Louisiana S 153 (Filed 3/16/10)
Would amend the structure for the High Risk Pool,providing that it " may establish, provide for, administer, and contract to provide coverage for a health plan to offer eligible individuals and families the ability to purchase or enroll in a program established under federal law that provides expanded coverage for state high risk pools. Initial rates for plan coverage provided to non federally for federally defined eligible individuals shall not be less than one hundred fifty twenty-five percent of rates established as applicable for individual standard risks.
Missouri H 1964 of 2010 (Filed 2/3/10)
Amends the high risk pool by lowering the maximum premium rate from 150 percent to "not exceed 125 percent of rates applicable to individual standard risks."

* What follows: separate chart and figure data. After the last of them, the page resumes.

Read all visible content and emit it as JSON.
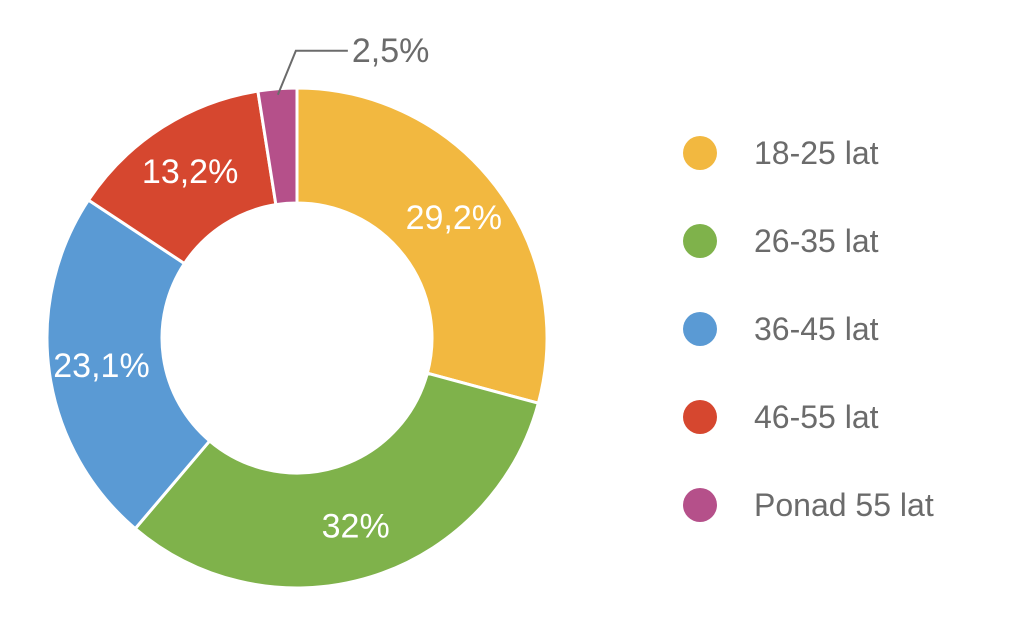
{
  "chart_data": {
    "type": "pie",
    "donut": true,
    "categories": [
      "18-25 lat",
      "26-35 lat",
      "36-45 lat",
      "46-55 lat",
      "Ponad 55 lat"
    ],
    "values": [
      29.2,
      32,
      23.1,
      13.2,
      2.5
    ],
    "value_labels": [
      "29,2%",
      "32%",
      "23,1%",
      "13,2%",
      "2,5%"
    ],
    "colors": [
      "#F2B840",
      "#7FB24B",
      "#5A9AD4",
      "#D6472F",
      "#B5508A"
    ],
    "legend_position": "right",
    "title": ""
  }
}
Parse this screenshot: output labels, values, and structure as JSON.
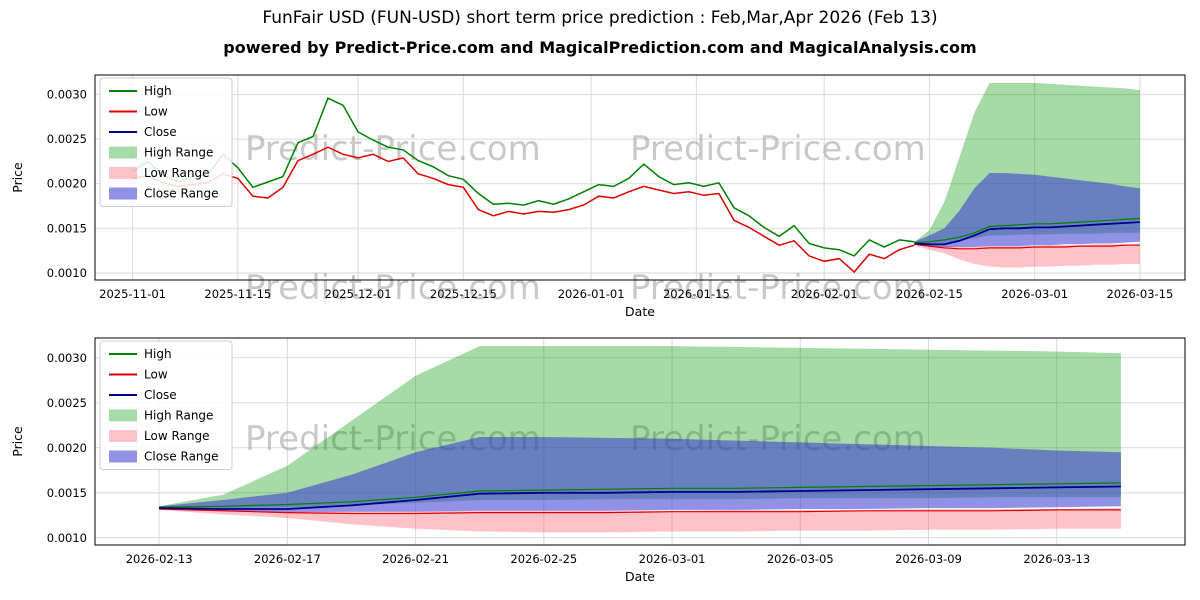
{
  "title": "FunFair USD (FUN-USD) short term price prediction : Feb,Mar,Apr 2026 (Feb 13)",
  "subtitle": "powered by Predict-Price.com and MagicalPrediction.com and MagicalAnalysis.com",
  "watermark": "Predict-Price.com",
  "colors": {
    "high_line": "#008000",
    "low_line": "#dd0000",
    "close_line": "#00008b",
    "high_range_fill": "rgba(0,150,0,0.35)",
    "low_range_fill": "rgba(255,80,100,0.35)",
    "close_range_fill": "rgba(55,55,210,0.55)",
    "grid": "#d9d9d9",
    "watermark_color": "#9e9e9e"
  },
  "chart_data": [
    {
      "type": "line",
      "title": "",
      "xlabel": "Date",
      "ylabel": "Price",
      "ylim": [
        0.00092,
        0.00322
      ],
      "yticks": [
        0.001,
        0.0015,
        0.002,
        0.0025,
        0.003
      ],
      "xrange": [
        "2025-10-27",
        "2026-03-21"
      ],
      "xticks": [
        "2025-11-01",
        "2025-11-15",
        "2025-12-01",
        "2025-12-15",
        "2026-01-01",
        "2026-01-15",
        "2026-02-01",
        "2026-02-15",
        "2026-03-01",
        "2026-03-15"
      ],
      "legend": [
        "High",
        "Low",
        "Close",
        "High Range",
        "Low Range",
        "Close Range"
      ],
      "history": {
        "dates": [
          "2025-11-01",
          "2025-11-03",
          "2025-11-05",
          "2025-11-07",
          "2025-11-09",
          "2025-11-11",
          "2025-11-13",
          "2025-11-15",
          "2025-11-17",
          "2025-11-19",
          "2025-11-21",
          "2025-11-23",
          "2025-11-25",
          "2025-11-27",
          "2025-11-29",
          "2025-12-01",
          "2025-12-03",
          "2025-12-05",
          "2025-12-07",
          "2025-12-09",
          "2025-12-11",
          "2025-12-13",
          "2025-12-15",
          "2025-12-17",
          "2025-12-19",
          "2025-12-21",
          "2025-12-23",
          "2025-12-25",
          "2025-12-27",
          "2025-12-29",
          "2025-12-31",
          "2026-01-02",
          "2026-01-04",
          "2026-01-06",
          "2026-01-08",
          "2026-01-10",
          "2026-01-12",
          "2026-01-14",
          "2026-01-16",
          "2026-01-18",
          "2026-01-20",
          "2026-01-22",
          "2026-01-24",
          "2026-01-26",
          "2026-01-28",
          "2026-01-30",
          "2026-02-01",
          "2026-02-03",
          "2026-02-05",
          "2026-02-07",
          "2026-02-09",
          "2026-02-11",
          "2026-02-13"
        ],
        "high": [
          0.00214,
          0.00225,
          0.0021,
          0.00202,
          0.00208,
          0.0021,
          0.00233,
          0.00218,
          0.00196,
          0.00202,
          0.00208,
          0.00246,
          0.00253,
          0.00296,
          0.00288,
          0.00258,
          0.00249,
          0.00241,
          0.00238,
          0.00226,
          0.00219,
          0.00209,
          0.00205,
          0.00189,
          0.00177,
          0.00178,
          0.00176,
          0.00181,
          0.00177,
          0.00183,
          0.00191,
          0.00199,
          0.00197,
          0.00206,
          0.00222,
          0.00208,
          0.00199,
          0.00201,
          0.00197,
          0.00201,
          0.00173,
          0.00164,
          0.00151,
          0.00141,
          0.00153,
          0.00133,
          0.00128,
          0.00126,
          0.00119,
          0.00137,
          0.00129,
          0.00137,
          0.00135
        ],
        "low": [
          0.00206,
          0.00209,
          0.00201,
          0.00197,
          0.00199,
          0.00201,
          0.00211,
          0.00206,
          0.00186,
          0.00184,
          0.00196,
          0.00226,
          0.00233,
          0.00241,
          0.00233,
          0.00229,
          0.00233,
          0.00225,
          0.00229,
          0.00211,
          0.00206,
          0.00199,
          0.00196,
          0.00171,
          0.00164,
          0.00169,
          0.00166,
          0.00169,
          0.00168,
          0.00171,
          0.00176,
          0.00186,
          0.00184,
          0.00191,
          0.00197,
          0.00193,
          0.00189,
          0.00191,
          0.00187,
          0.00189,
          0.00159,
          0.00151,
          0.00141,
          0.00131,
          0.00136,
          0.00119,
          0.00113,
          0.00116,
          0.00101,
          0.00121,
          0.00116,
          0.00126,
          0.00131
        ]
      },
      "forecast": {
        "dates": [
          "2026-02-13",
          "2026-02-15",
          "2026-02-17",
          "2026-02-19",
          "2026-02-21",
          "2026-02-23",
          "2026-02-25",
          "2026-02-27",
          "2026-03-01",
          "2026-03-03",
          "2026-03-05",
          "2026-03-07",
          "2026-03-09",
          "2026-03-11",
          "2026-03-13",
          "2026-03-15"
        ],
        "close": [
          0.00133,
          0.00132,
          0.00132,
          0.00136,
          0.00142,
          0.00149,
          0.0015,
          0.0015,
          0.00151,
          0.00151,
          0.00152,
          0.00153,
          0.00154,
          0.00155,
          0.00156,
          0.00157
        ],
        "high": [
          0.00134,
          0.00135,
          0.00137,
          0.0014,
          0.00145,
          0.00152,
          0.00153,
          0.00154,
          0.00155,
          0.00155,
          0.00156,
          0.00157,
          0.00158,
          0.00159,
          0.0016,
          0.00161
        ],
        "low": [
          0.00132,
          0.0013,
          0.00128,
          0.00127,
          0.00127,
          0.00128,
          0.00128,
          0.00128,
          0.00129,
          0.00129,
          0.00129,
          0.0013,
          0.0013,
          0.0013,
          0.00131,
          0.00131
        ],
        "high_range_upper": [
          0.00135,
          0.00148,
          0.0018,
          0.0023,
          0.0028,
          0.00313,
          0.00313,
          0.00313,
          0.00313,
          0.00312,
          0.00311,
          0.0031,
          0.00309,
          0.00308,
          0.00307,
          0.00305
        ],
        "high_range_lower": [
          0.00133,
          0.00133,
          0.00134,
          0.00136,
          0.00139,
          0.00142,
          0.00142,
          0.00143,
          0.00143,
          0.00143,
          0.00144,
          0.00144,
          0.00144,
          0.00145,
          0.00145,
          0.00145
        ],
        "low_range_upper": [
          0.00133,
          0.00131,
          0.0013,
          0.00129,
          0.00129,
          0.0013,
          0.0013,
          0.0013,
          0.0013,
          0.00131,
          0.00131,
          0.00131,
          0.00132,
          0.00132,
          0.00132,
          0.00133
        ],
        "low_range_lower": [
          0.00131,
          0.00126,
          0.00122,
          0.00115,
          0.0011,
          0.00107,
          0.00106,
          0.00106,
          0.00107,
          0.00107,
          0.00108,
          0.00108,
          0.00109,
          0.00109,
          0.0011,
          0.0011
        ],
        "close_range_upper": [
          0.00135,
          0.00142,
          0.0015,
          0.0017,
          0.00195,
          0.00212,
          0.00212,
          0.00211,
          0.0021,
          0.00208,
          0.00206,
          0.00204,
          0.00202,
          0.002,
          0.00197,
          0.00195
        ],
        "close_range_lower": [
          0.00132,
          0.0013,
          0.00129,
          0.00129,
          0.00129,
          0.0013,
          0.0013,
          0.0013,
          0.00131,
          0.00131,
          0.00132,
          0.00132,
          0.00133,
          0.00133,
          0.00134,
          0.00135
        ]
      }
    },
    {
      "type": "line",
      "title": "",
      "xlabel": "Date",
      "ylabel": "Price",
      "ylim": [
        0.00092,
        0.00322
      ],
      "yticks": [
        0.001,
        0.0015,
        0.002,
        0.0025,
        0.003
      ],
      "xrange": [
        "2026-02-11",
        "2026-03-17"
      ],
      "xticks": [
        "2026-02-13",
        "2026-02-17",
        "2026-02-21",
        "2026-02-25",
        "2026-03-01",
        "2026-03-05",
        "2026-03-09",
        "2026-03-13"
      ],
      "legend": [
        "High",
        "Low",
        "Close",
        "High Range",
        "Low Range",
        "Close Range"
      ],
      "history": null,
      "forecast": {
        "dates": [
          "2026-02-13",
          "2026-02-15",
          "2026-02-17",
          "2026-02-19",
          "2026-02-21",
          "2026-02-23",
          "2026-02-25",
          "2026-02-27",
          "2026-03-01",
          "2026-03-03",
          "2026-03-05",
          "2026-03-07",
          "2026-03-09",
          "2026-03-11",
          "2026-03-13",
          "2026-03-15"
        ],
        "close": [
          0.00133,
          0.00132,
          0.00132,
          0.00136,
          0.00142,
          0.00149,
          0.0015,
          0.0015,
          0.00151,
          0.00151,
          0.00152,
          0.00153,
          0.00154,
          0.00155,
          0.00156,
          0.00157
        ],
        "high": [
          0.00134,
          0.00135,
          0.00137,
          0.0014,
          0.00145,
          0.00152,
          0.00153,
          0.00154,
          0.00155,
          0.00155,
          0.00156,
          0.00157,
          0.00158,
          0.00159,
          0.0016,
          0.00161
        ],
        "low": [
          0.00132,
          0.0013,
          0.00128,
          0.00127,
          0.00127,
          0.00128,
          0.00128,
          0.00128,
          0.00129,
          0.00129,
          0.00129,
          0.0013,
          0.0013,
          0.0013,
          0.00131,
          0.00131
        ],
        "high_range_upper": [
          0.00135,
          0.00148,
          0.0018,
          0.0023,
          0.0028,
          0.00313,
          0.00313,
          0.00313,
          0.00313,
          0.00312,
          0.00311,
          0.0031,
          0.00309,
          0.00308,
          0.00307,
          0.00305
        ],
        "high_range_lower": [
          0.00133,
          0.00133,
          0.00134,
          0.00136,
          0.00139,
          0.00142,
          0.00142,
          0.00143,
          0.00143,
          0.00143,
          0.00144,
          0.00144,
          0.00144,
          0.00145,
          0.00145,
          0.00145
        ],
        "low_range_upper": [
          0.00133,
          0.00131,
          0.0013,
          0.00129,
          0.00129,
          0.0013,
          0.0013,
          0.0013,
          0.0013,
          0.00131,
          0.00131,
          0.00131,
          0.00132,
          0.00132,
          0.00132,
          0.00133
        ],
        "low_range_lower": [
          0.00131,
          0.00126,
          0.00122,
          0.00115,
          0.0011,
          0.00107,
          0.00106,
          0.00106,
          0.00107,
          0.00107,
          0.00108,
          0.00108,
          0.00109,
          0.00109,
          0.0011,
          0.0011
        ],
        "close_range_upper": [
          0.00135,
          0.00142,
          0.0015,
          0.0017,
          0.00195,
          0.00212,
          0.00212,
          0.00211,
          0.0021,
          0.00208,
          0.00206,
          0.00204,
          0.00202,
          0.002,
          0.00197,
          0.00195
        ],
        "close_range_lower": [
          0.00132,
          0.0013,
          0.00129,
          0.00129,
          0.00129,
          0.0013,
          0.0013,
          0.0013,
          0.00131,
          0.00131,
          0.00132,
          0.00132,
          0.00133,
          0.00133,
          0.00134,
          0.00135
        ]
      }
    }
  ]
}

It's good that Louisiana and Missouri are moving to lower the maximum premium rate to 125% of the rates applicable to the standard rate.
However, it's not clear to me if "prevailing rate" as stated in the Senate bill refers to the current rates that states use. If that is the case, then premiums could still range from 125% to 200% of the standard market rate. It seems that states aren't expressly barred from setting caps or changing them on current standard premium rates. Any further clarification on this point would be helpful.
Also, I want to point out that we need to be on alert for the regulations issued by HHS Secretary Sebelius regarding the loophole on the pre-existing conditions ban for children. There might be an open comment period, so it'd be great if we could help out the White House administration by posting in favor of the regulation. If there is a court challenge, we'd need to confront private insurers if they win that court challenge, and push for another bill to address this issue of the ban on pre-existing conditions for children.
Our work won't stop on getting real health care reform, and neither will yours.